Pero entonces notó que Beatriz lo interrogaba con los ojos: estaba jugando, marcando fronteras. Si la tomaba con violencia, lo detestaría, y él también se aborrecería. Allí, en el harén, podía satisfacer su deseo con cualquier muchacha, pero Amir quería que aquella mujer fuera un recipiente de su amor: si lo maltrataba se rompería. Así que reprimió su cólera y su excitación y dejó brotar únicamente el infinito amor que le profesaba. Puede que Beatriz hubiera dado a luz a un niño, pero Alí había sido engendrado en medio de la ira; en realidad, ella seguía siendo una virgen que jugaba con fuego. Tenía los labios trémulos, como si luchara contra las lágrimas. Quería algo, en lo más profundo del corazón lo deseaba a él, pero necesitaba tiempo y confianza para entregarse.

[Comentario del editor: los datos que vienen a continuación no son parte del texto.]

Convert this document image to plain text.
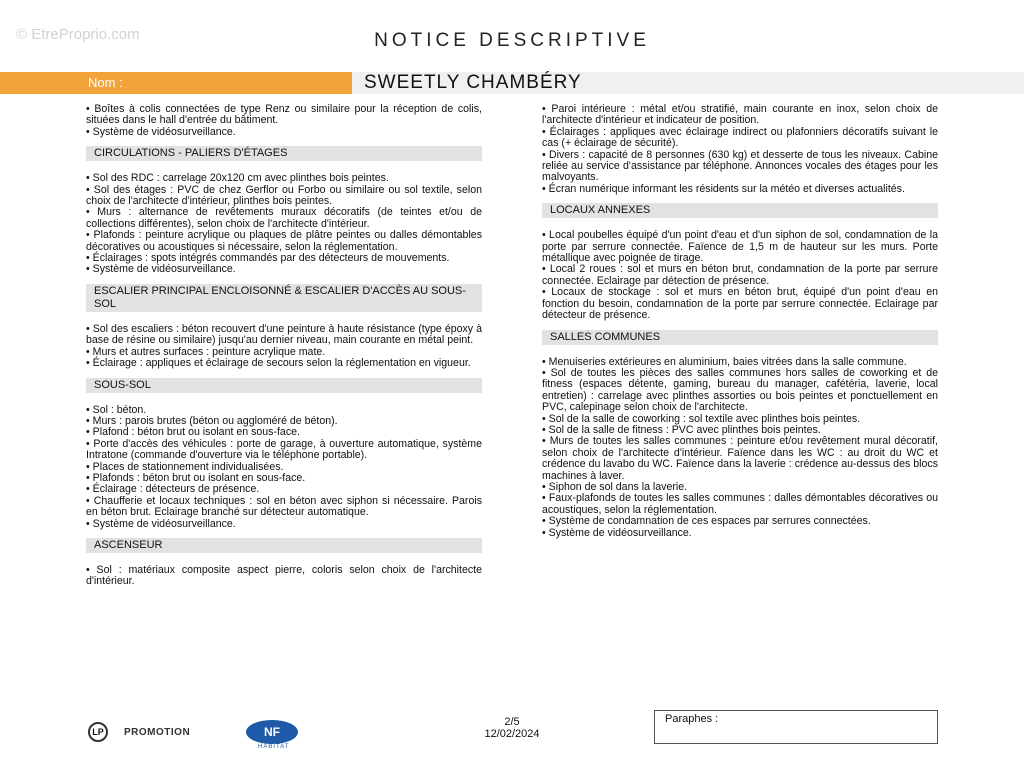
© EtreProprio.com	NOTICE DESCRIPTIVE
Nom :	SWEETLY CHAMBÉRY

• Boîtes à colis connectées de type Renz ou similaire pour la réception de colis, situées dans le hall d'entrée du bâtiment.

• Système de vidéosurveillance.

CIRCULATIONS - PALIERS D'ÉTAGES

• Sol des RDC : carrelage 20x120 cm avec plinthes bois peintes.

• Sol des étages : PVC de chez Gerflor ou Forbo ou similaire ou sol textile, selon choix de l'architecte d'intérieur, plinthes bois peintes.

• Murs : alternance de revêtements muraux décoratifs (de teintes et/ou de collections différentes), selon choix de l'architecte d'intérieur.

• Plafonds : peinture acrylique ou plaques de plâtre peintes ou dalles démontables décoratives ou acoustiques si nécessaire, selon la réglementation.

• Éclairages : spots intégrés commandés par des détecteurs de mouvements.

• Système de vidéosurveillance.

ESCALIER PRINCIPAL ENCLOISONNÉ & ESCALIER D'ACCÈS AU SOUS-SOL

• Sol des escaliers : béton recouvert d'une peinture à haute résistance (type époxy à base de résine ou similaire) jusqu'au dernier niveau, main courante en métal peint.

• Murs et autres surfaces : peinture acrylique mate.

• Éclairage : appliques et éclairage de secours selon la réglementation en vigueur.

SOUS-SOL

• Sol : béton.

• Murs : parois brutes (béton ou aggloméré de béton).

• Plafond : béton brut ou isolant en sous-face.

• Porte d'accès des véhicules : porte de garage, à ouverture automatique, système Intratone (commande d'ouverture via le téléphone portable).

• Places de stationnement individualisées.

• Plafonds : béton brut ou isolant en sous-face.

• Éclairage : détecteurs de présence.

• Chaufferie et locaux techniques : sol en béton avec siphon si nécessaire. Parois en béton brut. Eclairage branché sur détecteur automatique.

• Système de vidéosurveillance.

ASCENSEUR

• Sol : matériaux composite aspect pierre, coloris selon choix de l'architecte d'intérieur.

• Paroi intérieure : métal et/ou stratifié, main courante en inox, selon choix de l'architecte d'intérieur et indicateur de position.

• Éclairages : appliques avec éclairage indirect ou plafonniers décoratifs suivant le cas (+ éclairage de sécurité).

• Divers : capacité de 8 personnes (630 kg) et desserte de tous les niveaux. Cabine reliée au service d'assistance par téléphone. Annonces vocales des étages pour les malvoyants.

• Écran numérique informant les résidents sur la météo et diverses actualités.

LOCAUX ANNEXES

• Local poubelles équipé d'un point d'eau et d'un siphon de sol, condamnation de la porte par serrure connectée. Faïence de 1,5 m de hauteur sur les murs. Porte métallique avec poignée de tirage.

• Local 2 roues : sol et murs en béton brut, condamnation de la porte par serrure connectée. Eclairage par détection de présence.

• Locaux de stockage : sol et murs en béton brut, équipé d'un point d'eau en fonction du besoin, condamnation de la porte par serrure connectée. Eclairage par détecteur de présence.

SALLES COMMUNES

• Menuiseries extérieures en aluminium, baies vitrées dans la salle commune.

• Sol de toutes les pièces des salles communes hors salles de coworking et de fitness (espaces détente, gaming, bureau du manager, cafétéria, laverie, local entretien) : carrelage avec plinthes assorties ou bois peintes et ponctuellement en PVC, calepinage selon choix de l'architecte.

• Sol de la salle de coworking : sol textile avec plinthes bois peintes.

• Sol de la salle de fitness : PVC avec plinthes bois peintes.

• Murs de toutes les salles communes : peinture et/ou revêtement mural décoratif, selon choix de l'architecte d'intérieur. Faïence dans les WC : au droit du WC et crédence du lavabo du WC. Faïence dans la laverie : crédence au-dessus des blocs machines à laver.

• Siphon de sol dans la laverie.

• Faux-plafonds de toutes les salles communes : dalles démontables décoratives ou acoustiques, selon la réglementation.

• Système de condamnation de ces espaces par serrures connectées.

• Système de vidéosurveillance.

LP	PROMOTION	NF
HABITAT
2/5
12/02/2024
Paraphes :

Amir se arrodilló ante el diván.

—Permíteme ayudarte, sol mío... —dijo, con la voz ronca pero firme. Había recuperado el control sobre sí mismo y, con una sonrisa, sumergió el pincel en el tarrito de alheña—. Deja que te adorne, hada mía, deja que te adorne como a una novia.

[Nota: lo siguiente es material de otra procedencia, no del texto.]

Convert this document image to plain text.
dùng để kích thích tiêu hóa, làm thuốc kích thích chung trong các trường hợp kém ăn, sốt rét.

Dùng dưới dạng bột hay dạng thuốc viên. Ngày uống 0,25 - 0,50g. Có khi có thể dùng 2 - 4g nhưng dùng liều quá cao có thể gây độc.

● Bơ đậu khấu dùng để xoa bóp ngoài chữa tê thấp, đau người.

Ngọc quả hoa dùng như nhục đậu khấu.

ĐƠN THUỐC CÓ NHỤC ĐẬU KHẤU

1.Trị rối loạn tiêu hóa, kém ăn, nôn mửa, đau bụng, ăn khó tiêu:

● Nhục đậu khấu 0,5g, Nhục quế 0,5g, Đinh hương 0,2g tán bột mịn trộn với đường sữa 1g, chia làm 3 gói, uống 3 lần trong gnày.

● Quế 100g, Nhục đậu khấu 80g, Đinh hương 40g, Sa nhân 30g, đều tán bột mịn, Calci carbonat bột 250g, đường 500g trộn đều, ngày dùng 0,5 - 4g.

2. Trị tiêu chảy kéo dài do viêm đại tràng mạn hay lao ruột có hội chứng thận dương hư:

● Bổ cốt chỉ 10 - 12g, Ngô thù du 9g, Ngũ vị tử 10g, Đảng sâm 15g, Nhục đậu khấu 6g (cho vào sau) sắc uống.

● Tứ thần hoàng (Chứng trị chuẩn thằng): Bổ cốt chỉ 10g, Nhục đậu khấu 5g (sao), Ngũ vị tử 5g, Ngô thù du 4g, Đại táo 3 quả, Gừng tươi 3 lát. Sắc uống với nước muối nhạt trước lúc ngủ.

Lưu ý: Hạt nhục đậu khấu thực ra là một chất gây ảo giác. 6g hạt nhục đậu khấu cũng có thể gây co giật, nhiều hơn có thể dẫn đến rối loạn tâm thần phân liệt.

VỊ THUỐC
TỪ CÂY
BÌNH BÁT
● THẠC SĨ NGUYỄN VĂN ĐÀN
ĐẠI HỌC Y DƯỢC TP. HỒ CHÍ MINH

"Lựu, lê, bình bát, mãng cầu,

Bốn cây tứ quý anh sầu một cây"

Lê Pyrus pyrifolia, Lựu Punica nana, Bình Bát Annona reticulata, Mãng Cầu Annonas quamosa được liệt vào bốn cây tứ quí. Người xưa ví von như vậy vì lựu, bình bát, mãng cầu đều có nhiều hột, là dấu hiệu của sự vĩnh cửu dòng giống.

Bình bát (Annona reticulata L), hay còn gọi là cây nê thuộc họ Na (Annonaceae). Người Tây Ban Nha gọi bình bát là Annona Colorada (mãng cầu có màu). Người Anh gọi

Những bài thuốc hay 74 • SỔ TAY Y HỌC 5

—¡De novia ni hablar! —Beatriz quería replicar con dureza y alzando la voz pero solo logró sisear.

Amir no se dejó amedrentar y empezó a dibujar los primeros zarcillos en torno a su tobillo y luego avanzó por sus blancas pantorrillas, pintándole artísticos adornos.

—¿Qué haces? —preguntó Beatriz, fingiendo un disgusto que no sentía.

—Escribo mensajes de amor en tu cuerpo.

Beatriz se reclinó y notó el suave cosquilleo del minúsculo pincel de pelo de caballo. Su piel reaccionó y se le erizó el delicado vello dorado de las piernas.

Amir le decoró la rodilla con una flor. Beatriz empezó a jadear. El corazón le palpitaba con fuerza. ¡Hacía tanto calor! Las finas pinceladas le refrescaban la piel ardiente.

—Si fuese un velo de gasa, podría envolverte —susurró el emir—. Si fuera una gota de aceite, podría depositarme en tu piel. Si fuera este pincel, podría acariciarte —musitó, trazando finísimas líneas en su monte de Venus con movimientos tan delicados como el aleteo de una mariposa pero que despertaron en ella el más abrasador de los deseos. Notó que se le endurecían los pezones y que su único anhelo era arquear su cuerpo contra el de Amir.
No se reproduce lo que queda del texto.